Si, jusqu’à présent, les voix critiques étaient rares, elles commencent à se faire entendre, ce qui montre que la campagne pour le renouvellement de la Commission a bel et bien commencé.
Complementing Quatremer’s overview, the Financial Times’s (new look) Brussels Blog asks
why are political parties of the left in such poor shape across much of Europe?
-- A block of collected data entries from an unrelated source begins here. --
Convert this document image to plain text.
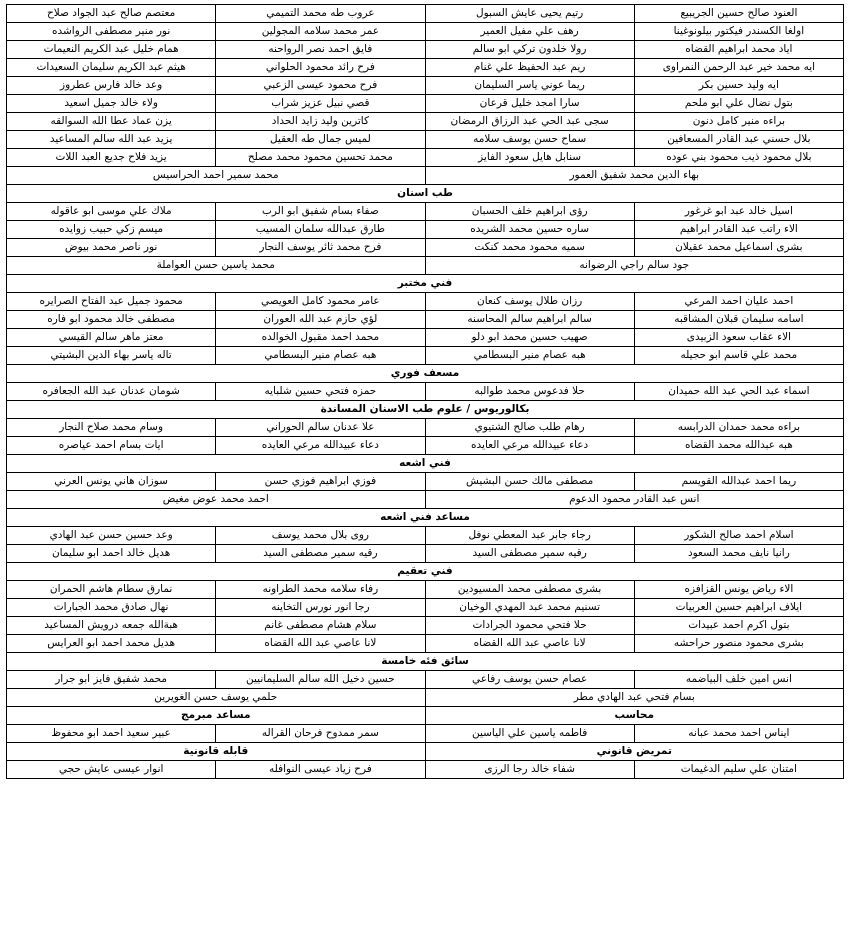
العنود صالح حسين الجريبيع	رتيم يحيى عايش السبول	عروب طه محمد التميمي	معتصم صالح عبد الجواد صلاح
اولغا الكسندر فيكتور بيلونوغينا	رهف علي مفيل العمير	عمر محمد سلامه المجولين	نور منير مصطفى الرواشده
اياد محمد ابراهيم القضاه	رولا خلدون تركي ابو سالم	فايق احمد نصر الرواحنه	همام خليل عبد الكريم النعيمات
ايه محمد خير عبد الرحمن النمراوى	ريم عبد الحفيظ علي غنام	فرح رائد محمود الحلواني	هيثم عبد الكريم سليمان السعيدات
ايه وليد حسين بكر	ريما عوني ياسر السليمان	فرح محمود عيسى الزعبي	وعد خالد فارس عطروز
بتول نضال علي ابو ملحم	سارا امجد خليل قرعان	قصي نبيل عزيز شراب	ولاء خالد جميل اسعيد
براءه منير كامل دنون	سجى عبد الحي عبد الرزاق الرمضان	كاترين وليد زايد الحداد	يزن عماد عطا الله السوالقه
بلال حسني عبد القادر المسعافين	سماح حسن يوسف سلامه	لميس جمال طه العقيل	يزيد عبد الله سالم المساعيد
بلال محمود ذيب محمود بني عوده	سنابل هايل سعود الفايز	محمد تحسين محمود محمد مصلح	يزيد فلاح جديع العبد اللات
بهاء الدين محمد شفيق العمور		محمد سمير احمد الحراسيس	
طب اسنان			
اسيل خالد عبد ابو غرغور	رؤى ابراهيم خلف الحسبان	صفاء بسام شفيق ابو الرب	ملاك علي موسى ابو عاقوله
الاء راتب عبد القادر ابراهيم	ساره حسين محمد الشريده	طارق عبدالله سلمان المسيب	ميسم زكي حبيب زوايده
بشرى اسماعيل محمد عقيلان	سميه محمود محمد كنكت	فرح محمد ثائر يوسف النجار	نور ناصر محمد بيوض
جود سالم راجي الرضوانه		محمد ياسين حسن العواملة	
فني مختبر			
احمد عليان احمد المرعي	رزان طلال يوسف كنعان	عامر محمود كامل العويصي	محمود جميل عبد الفتاح الصرايره
اسامه سليمان قبلان المشاقبه	سالم ابراهيم سالم المحاسنه	لؤي حازم عبد الله العوران	مصطفى خالد محمود ابو فاره
الاء عقاب سعود الزبيدى	صهيب حسين محمد ابو دلو	محمد احمد مقبول الخوالده	معتز ماهر سالم القيسي
محمد علي قاسم ابو حجيله	هبه عصام منير البسطامي	هبه عصام منير البسطامي	تاله ياسر بهاء الدين البشيتي
مسعف فوري			
اسماء عبد الحي عبد الله حميدان	حلا فدعوس محمد طوالبه	حمزه فتحي حسين شلبايه	شومان عدنان عبد الله الجعافره
بكالوريوس / علوم طب الاسنان المساندة			
براءه محمد حمدان الدرابسه	رهام طلب صالح الشتيوي	علا عدنان سالم الحوراني	وسام محمد صلاح النجار
هبه عبدالله محمد القضاه	دعاء عبيدالله مرعي العايده	دعاء عبيدالله مرعي العايده	ايات بسام احمد عياصره
فني اشعه			
ريما احمد عبدالله القويسم	مصطفى مالك حسن البشيش	فوزي ابراهيم فوزي حسن	سوزان هاني يونس العرني
انس عبد القادر محمود الدعوم		احمد محمد عوض مغيض	
مساعد فني اشعه			
اسلام احمد صالح الشكور	رجاء جابر عبد المعطي نوفل	روى بلال محمد يوسف	وعد حسين حسن عبد الهادي
رانيا نايف محمد السعود	رقيه سمير مصطفى السيد	رقيه سمير مصطفى السيد	هديل خالد احمد ابو سليمان
فني تعقيم			
الاء رياض يونس القزافزه	بشرى مصطفى محمد المسيودين	رفاء سلامه محمد الطراونه	نمارق سطام هاشم الحمران
ايلاف ابراهيم حسين العربيات	تسنيم محمد عبد المهدي الوخيان	رجا انور نورس التخاينه	نهال صادق محمد الجبارات
بتول اكرم احمد عبيدات	حلا فتحي محمود الجرادات	سلام هشام مصطفى غانم	هبةالله جمعه درويش المساعيد
بشرى محمود منصور حراحشه	لانا عاصي عبد الله القضاه	لانا عاصي عبد الله القضاه	هديل محمد احمد ابو العرايس
سائق فئه خامسة			
انس امين خلف البياضمه	عصام حسن يوسف رفاعي	حسين دخيل الله سالم السليمانيين	محمد شفيق فايز ابو جرار
بسام فتحي عبد الهادي مطر		حلمي يوسف حسن الغويرين	
محاسب		مساعد مبرمج	
ايناس احمد محمد عبانه	فاطمه ياسين علي الياسين	سمر ممدوح فرحان القراله	عبير سعيد احمد ابو محفوظ
تمريض قانوني		قابله قانونية	
امتنان علي سليم الدغيمات	شفاء خالد رجا الرزى	فرح زياد عيسى النوافله	انوار عيسى عايش حجي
It’s the worst financial crisis since the early 1930s, the worst economic recession since the early 1990s, if not the 1970s – and where is the left?
And finally, a very promising signal from the European Parliament:
MEPs today overwhelmingly backed calls to strengthen the EU’s anti-fraud unit OLAF to enable it to tackle fraud more effectively…
[report author Ingeborg Grässle MEP] said that the Parliament’s zeal to strengthen OLAF and how it worked was not shared by the member states. “The Council [of Ministers] doesn’t want to strengthen OLAF,” she said… She said the Council did not want awkward discussions about the fight against fraud.
Once again, one of the EU’s biggest problems and PR disasters can be blamed nice and neatly on the reluctance of the Council of Ministers – on the governments of the member states – to press ahead with reforms to increase both efficiency and transparency.